97 Robert Parker
The 2012 La Muse, which is 85% Merlot, 11% Cabernet Franc and 4% Malbec, is a smaller cuvée of 1,840 cases. The wine has plenty of spice box, cedar wood, Christmas fruitcake and Asian plum sauce, along with black cherry and blackcurrant fruit. Ripe, round, full-bodied and opulent, this is a wine that can be drunk now or cellared for another three decades. Interestingly, the alcohol levels are not all that high in any of these wines, with most of them rarely exceeding 14.3%.

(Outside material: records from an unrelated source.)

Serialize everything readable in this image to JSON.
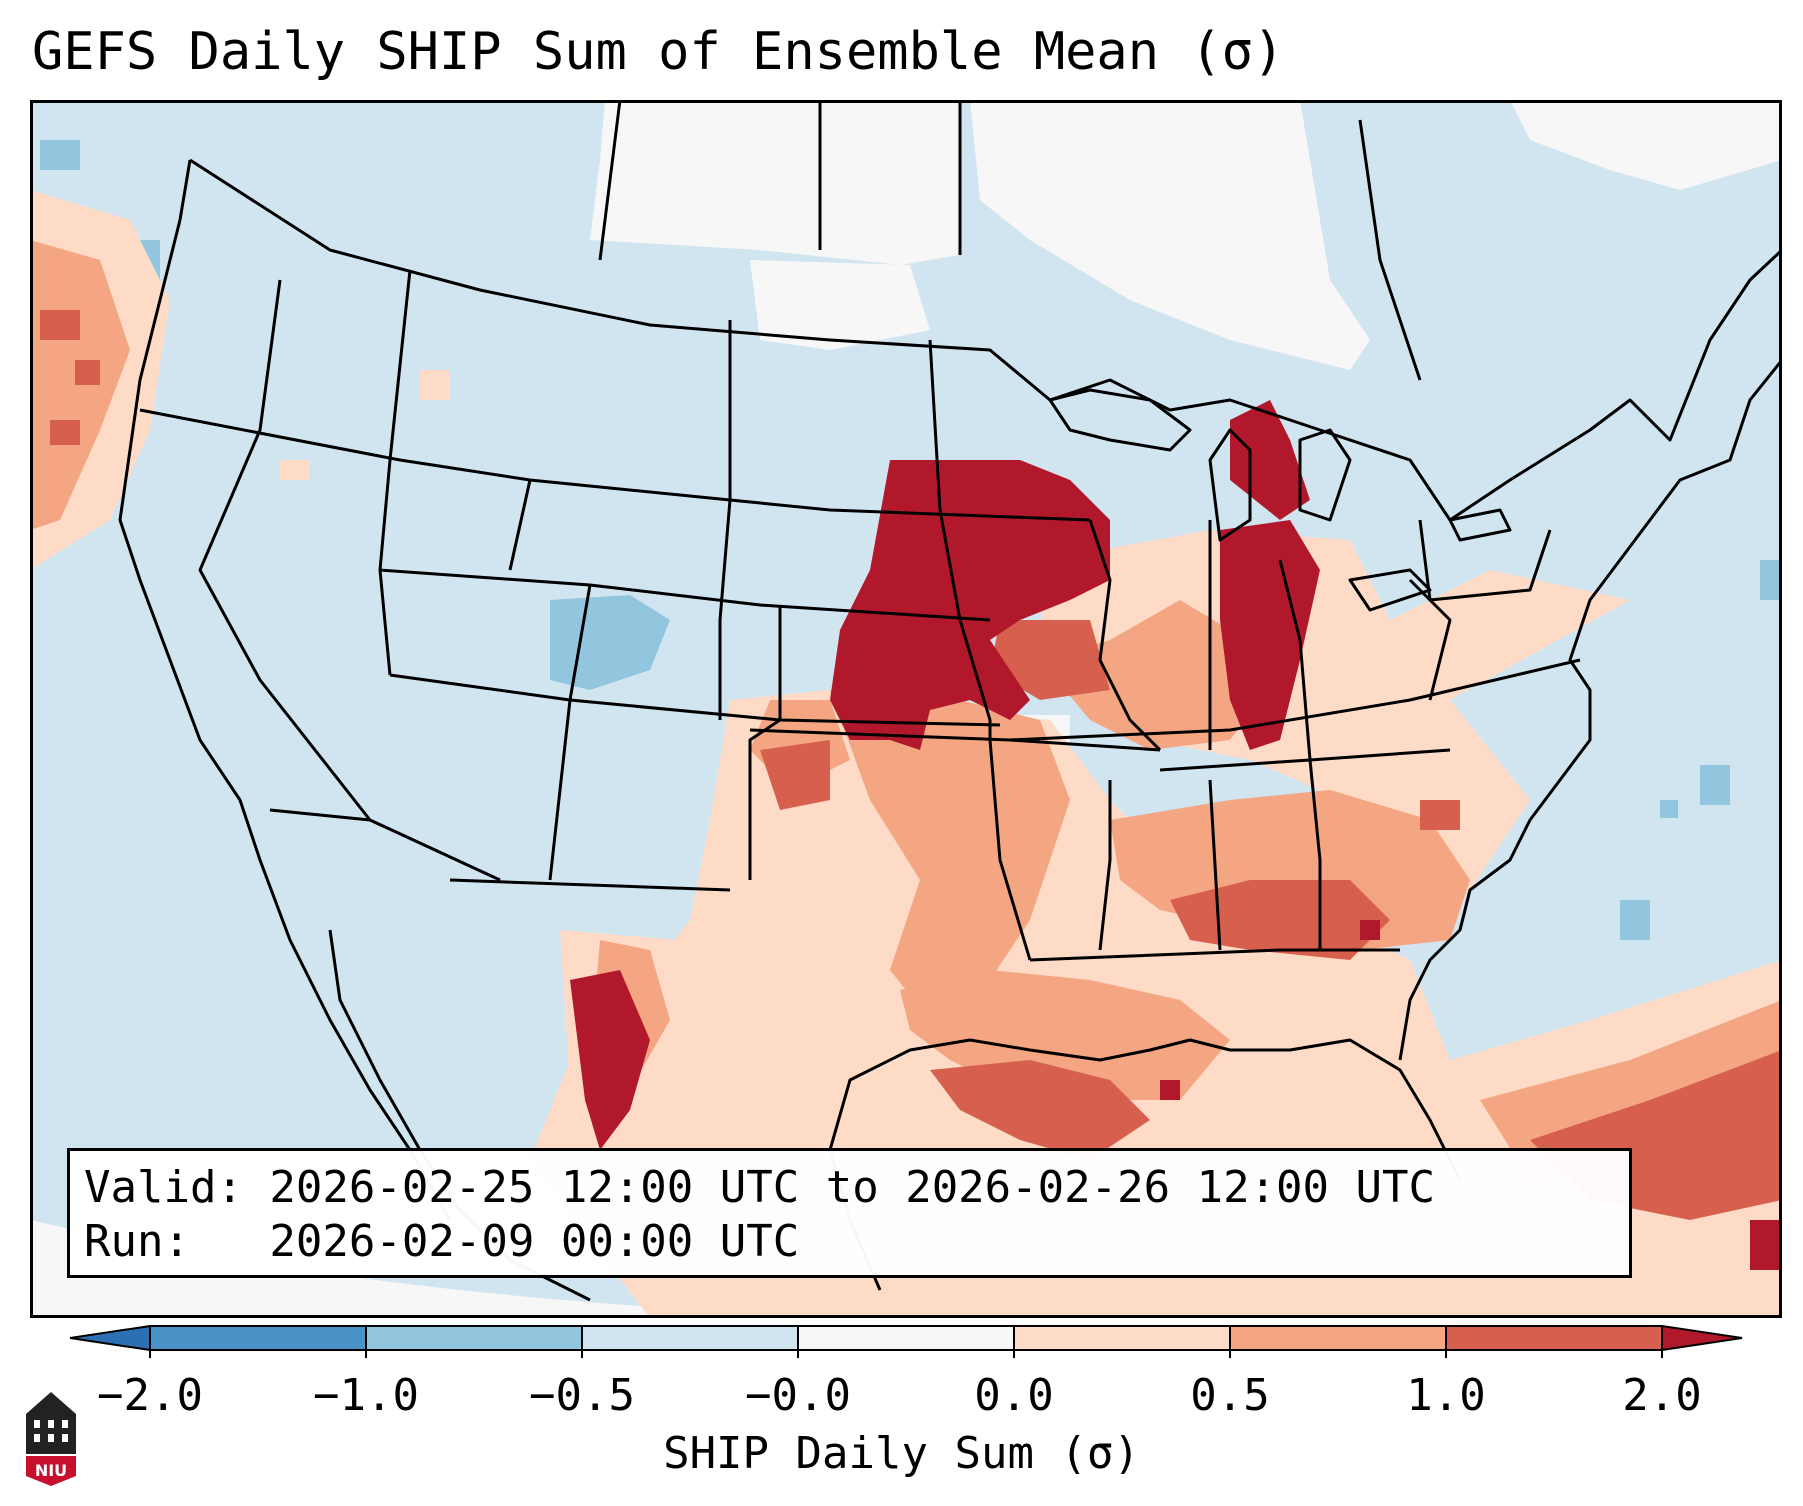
{
  "title": "GEFS Daily SHIP Sum of Ensemble Mean (σ)",
  "info": {
    "valid": "Valid: 2026-02-25 12:00 UTC to 2026-02-26 12:00 UTC",
    "run": "Run:   2026-02-09 00:00 UTC"
  },
  "colorbar": {
    "title": "SHIP Daily Sum (σ)",
    "ticks": [
      "−2.0",
      "−1.0",
      "−0.5",
      "−0.0",
      "0.0",
      "0.5",
      "1.0",
      "2.0"
    ],
    "colors": {
      "extend_low": "#2b6fb5",
      "b_m2_m1": "#4a93c8",
      "b_m1_m05": "#92c5de",
      "b_m05_m0": "#d1e5f0",
      "b_m0_0": "#f7f7f7",
      "b_0_05": "#fddbc7",
      "b_05_1": "#f4a582",
      "b_1_2": "#d6604d",
      "extend_high": "#b2182b"
    }
  },
  "logo": {
    "text": "NIU"
  }
}
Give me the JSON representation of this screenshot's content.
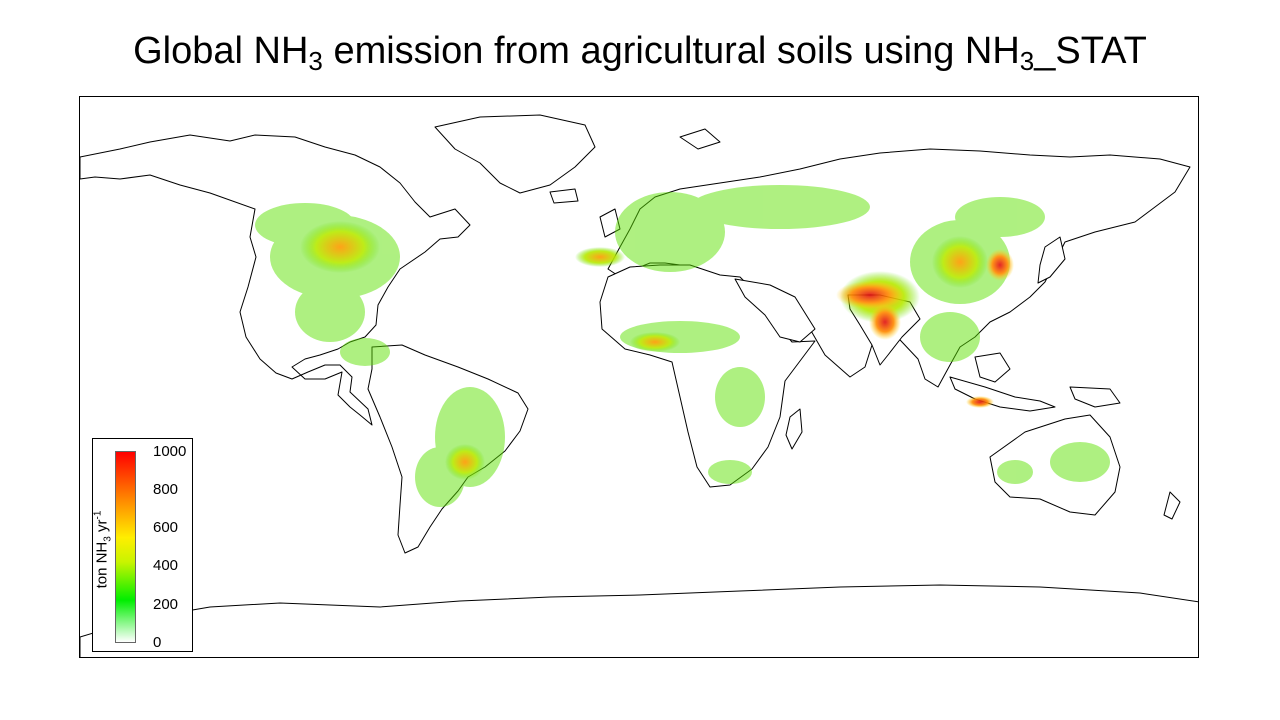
{
  "title": {
    "prefix": "Global NH",
    "sub1": "3",
    "middle": " emission from agricultural soils using NH",
    "sub2": "3",
    "suffix": "_STAT"
  },
  "legend": {
    "label_prefix": "ton NH",
    "label_sub": "3",
    "label_mid": " yr",
    "label_sup": "-1",
    "ticks": [
      "1000",
      "800",
      "600",
      "400",
      "200",
      "0"
    ],
    "colors": [
      "#ffffff",
      "#00ee00",
      "#c8f400",
      "#ffee00",
      "#ff8800",
      "#ff0000"
    ]
  }
}
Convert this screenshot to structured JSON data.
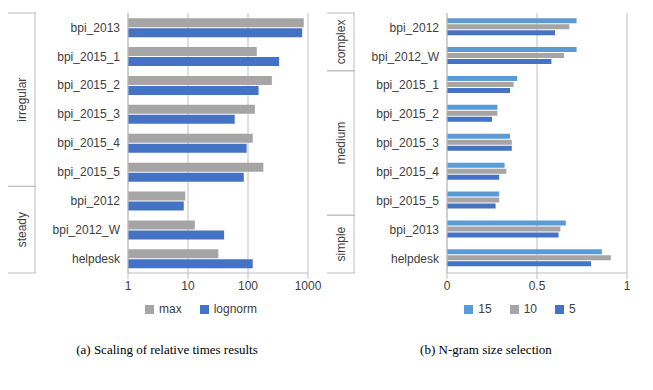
{
  "chart_data": [
    {
      "type": "bar",
      "orientation": "horizontal",
      "log": "x",
      "grid": true,
      "legend": "bottom",
      "caption": "(a) Scaling of relative times results",
      "categories": [
        "bpi_2013",
        "bpi_2015_1",
        "bpi_2015_2",
        "bpi_2015_3",
        "bpi_2015_4",
        "bpi_2015_5",
        "bpi_2012",
        "bpi_2012_W",
        "helpdesk"
      ],
      "groups": [
        {
          "name": "irregular",
          "categories": [
            "bpi_2013",
            "bpi_2015_1",
            "bpi_2015_2",
            "bpi_2015_3",
            "bpi_2015_4",
            "bpi_2015_5"
          ]
        },
        {
          "name": "steady",
          "categories": [
            "bpi_2012",
            "bpi_2012_W",
            "helpdesk"
          ]
        }
      ],
      "series": [
        {
          "name": "max",
          "color": "#a5a5a5",
          "values": [
            850,
            140,
            250,
            130,
            120,
            180,
            9,
            13,
            32
          ]
        },
        {
          "name": "lognorm",
          "color": "#4472c4",
          "values": [
            800,
            330,
            150,
            60,
            95,
            85,
            8.5,
            40,
            120
          ]
        }
      ],
      "xlim": [
        1,
        1000
      ],
      "xticks": [
        1,
        10,
        100,
        1000
      ]
    },
    {
      "type": "bar",
      "orientation": "horizontal",
      "grid": true,
      "legend": "bottom",
      "caption": "(b) N-gram size selection",
      "categories": [
        "bpi_2012",
        "bpi_2012_W",
        "bpi_2015_1",
        "bpi_2015_2",
        "bpi_2015_3",
        "bpi_2015_4",
        "bpi_2015_5",
        "bpi_2013",
        "helpdesk"
      ],
      "groups": [
        {
          "name": "complex",
          "categories": [
            "bpi_2012",
            "bpi_2012_W"
          ]
        },
        {
          "name": "medium",
          "categories": [
            "bpi_2015_1",
            "bpi_2015_2",
            "bpi_2015_3",
            "bpi_2015_4",
            "bpi_2015_5"
          ]
        },
        {
          "name": "simple",
          "categories": [
            "bpi_2013",
            "helpdesk"
          ]
        }
      ],
      "series": [
        {
          "name": "15",
          "color": "#5b9bd5",
          "values": [
            0.72,
            0.72,
            0.39,
            0.28,
            0.35,
            0.32,
            0.29,
            0.66,
            0.86
          ]
        },
        {
          "name": "10",
          "color": "#a5a5a5",
          "values": [
            0.68,
            0.65,
            0.37,
            0.28,
            0.36,
            0.33,
            0.29,
            0.63,
            0.91
          ]
        },
        {
          "name": "5",
          "color": "#4472c4",
          "values": [
            0.6,
            0.58,
            0.35,
            0.25,
            0.36,
            0.29,
            0.27,
            0.62,
            0.8
          ]
        }
      ],
      "xlim": [
        0,
        1
      ],
      "xticks": [
        0,
        0.5,
        1
      ]
    }
  ]
}
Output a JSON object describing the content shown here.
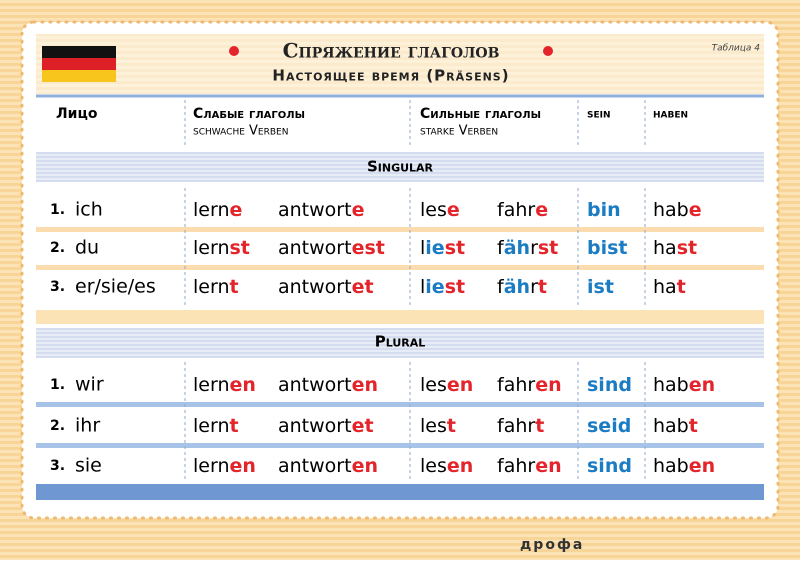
{
  "header": {
    "title": "Спряжение глаголов",
    "subtitle": "Настоящее время (Präsens)",
    "table_no": "Таблица 4"
  },
  "columns": {
    "person": "Лицо",
    "weak": "Слабые глаголы",
    "weak_de": "schwache Verben",
    "strong": "Сильные глаголы",
    "strong_de": "starke Verben",
    "sein": "sein",
    "haben": "haben"
  },
  "singular": {
    "label": "Singular",
    "rows": [
      {
        "num": "1.",
        "pron": "ich",
        "cells": [
          [
            {
              "text": "lern"
            },
            {
              "text": "e",
              "color": "#e3242b"
            }
          ],
          [
            {
              "text": "antwort"
            },
            {
              "text": "e",
              "color": "#e3242b"
            }
          ],
          [
            {
              "text": "les"
            },
            {
              "text": "e",
              "color": "#e3242b"
            }
          ],
          [
            {
              "text": "fahr"
            },
            {
              "text": "e",
              "color": "#e3242b"
            }
          ],
          [
            {
              "text": "bin",
              "color": "#1b7cc4"
            }
          ],
          [
            {
              "text": "hab"
            },
            {
              "text": "e",
              "color": "#e3242b"
            }
          ]
        ]
      },
      {
        "num": "2.",
        "pron": "du",
        "cells": [
          [
            {
              "text": "lern"
            },
            {
              "text": "st",
              "color": "#e3242b"
            }
          ],
          [
            {
              "text": "antwort"
            },
            {
              "text": "est",
              "color": "#e3242b"
            }
          ],
          [
            {
              "text": "l"
            },
            {
              "text": "ie",
              "color": "#1b7cc4"
            },
            {
              "text": "st",
              "color": "#e3242b"
            }
          ],
          [
            {
              "text": "f"
            },
            {
              "text": "äh",
              "color": "#1b7cc4"
            },
            {
              "text": "r"
            },
            {
              "text": "st",
              "color": "#e3242b"
            }
          ],
          [
            {
              "text": "bist",
              "color": "#1b7cc4"
            }
          ],
          [
            {
              "text": "ha"
            },
            {
              "text": "st",
              "color": "#e3242b"
            }
          ]
        ]
      },
      {
        "num": "3.",
        "pron": "er/sie/es",
        "cells": [
          [
            {
              "text": "lern"
            },
            {
              "text": "t",
              "color": "#e3242b"
            }
          ],
          [
            {
              "text": "antwort"
            },
            {
              "text": "et",
              "color": "#e3242b"
            }
          ],
          [
            {
              "text": "l"
            },
            {
              "text": "ie",
              "color": "#1b7cc4"
            },
            {
              "text": "st",
              "color": "#e3242b"
            }
          ],
          [
            {
              "text": "f"
            },
            {
              "text": "äh",
              "color": "#1b7cc4"
            },
            {
              "text": "r"
            },
            {
              "text": "t",
              "color": "#e3242b"
            }
          ],
          [
            {
              "text": "ist",
              "color": "#1b7cc4"
            }
          ],
          [
            {
              "text": "ha"
            },
            {
              "text": "t",
              "color": "#e3242b"
            }
          ]
        ]
      }
    ]
  },
  "plural": {
    "label": "Plural",
    "rows": [
      {
        "num": "1.",
        "pron": "wir",
        "cells": [
          [
            {
              "text": "lern"
            },
            {
              "text": "en",
              "color": "#e3242b"
            }
          ],
          [
            {
              "text": "antwort"
            },
            {
              "text": "en",
              "color": "#e3242b"
            }
          ],
          [
            {
              "text": "les"
            },
            {
              "text": "en",
              "color": "#e3242b"
            }
          ],
          [
            {
              "text": "fahr"
            },
            {
              "text": "en",
              "color": "#e3242b"
            }
          ],
          [
            {
              "text": "sind",
              "color": "#1b7cc4"
            }
          ],
          [
            {
              "text": "hab"
            },
            {
              "text": "en",
              "color": "#e3242b"
            }
          ]
        ]
      },
      {
        "num": "2.",
        "pron": "ihr",
        "cells": [
          [
            {
              "text": "lern"
            },
            {
              "text": "t",
              "color": "#e3242b"
            }
          ],
          [
            {
              "text": "antwort"
            },
            {
              "text": "et",
              "color": "#e3242b"
            }
          ],
          [
            {
              "text": "les"
            },
            {
              "text": "t",
              "color": "#e3242b"
            }
          ],
          [
            {
              "text": "fahr"
            },
            {
              "text": "t",
              "color": "#e3242b"
            }
          ],
          [
            {
              "text": "seid",
              "color": "#1b7cc4"
            }
          ],
          [
            {
              "text": "hab"
            },
            {
              "text": "t",
              "color": "#e3242b"
            }
          ]
        ]
      },
      {
        "num": "3.",
        "pron": "sie",
        "cells": [
          [
            {
              "text": "lern"
            },
            {
              "text": "en",
              "color": "#e3242b"
            }
          ],
          [
            {
              "text": "antwort"
            },
            {
              "text": "en",
              "color": "#e3242b"
            }
          ],
          [
            {
              "text": "les"
            },
            {
              "text": "en",
              "color": "#e3242b"
            }
          ],
          [
            {
              "text": "fahr"
            },
            {
              "text": "en",
              "color": "#e3242b"
            }
          ],
          [
            {
              "text": "sind",
              "color": "#1b7cc4"
            }
          ],
          [
            {
              "text": "hab"
            },
            {
              "text": "en",
              "color": "#e3242b"
            }
          ]
        ]
      }
    ]
  },
  "footer": {
    "publisher": "дрофа"
  }
}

I suppose the arguments against giving perfect scores far outnumber those for giving them, but after 37 years of tasting just about everything of quality that’s been produced, I believe I’m in a position to recognize truly world-class efforts that are as complete and compelling as good wine can be. And if that’s the case, then why hold back? I realize that it creates possibly unreal expectations among readers, and there is the argument that nothing really is perfect. But if a wine is as good as you think it can be made, then I have no reservations about offering accolades to those rare wines. When one considers the winemaking effort that goes into producing these cuvées of Vérité, from Bordelais Pierre Seillan, the fastidious attention to detail and the use of only the crème de la crème of fruit from some of the finest vineyards in the Jackson family empire, the results are not that surprising. The 2013s are the pinnacle of what Vérité has produced, and probably all wines that will be better at age 25 or 35 than they are showing today, but they are simply the essence of a vineyard site, a vine and a philosophy of no compromise. All of these wines, basically, are aged in 100% new French oak, given 3-4 day cold pre-fermentation, cold macerations, treated like spoiled children during élevage, and bottled with no fining or filtration. The entire philosophy is that La Muse is the Right Bank Pomerol look-alike from Vérité, La Joie the Medoc-like clone, and Le Desir a St.-Emilion in the style of Ausone.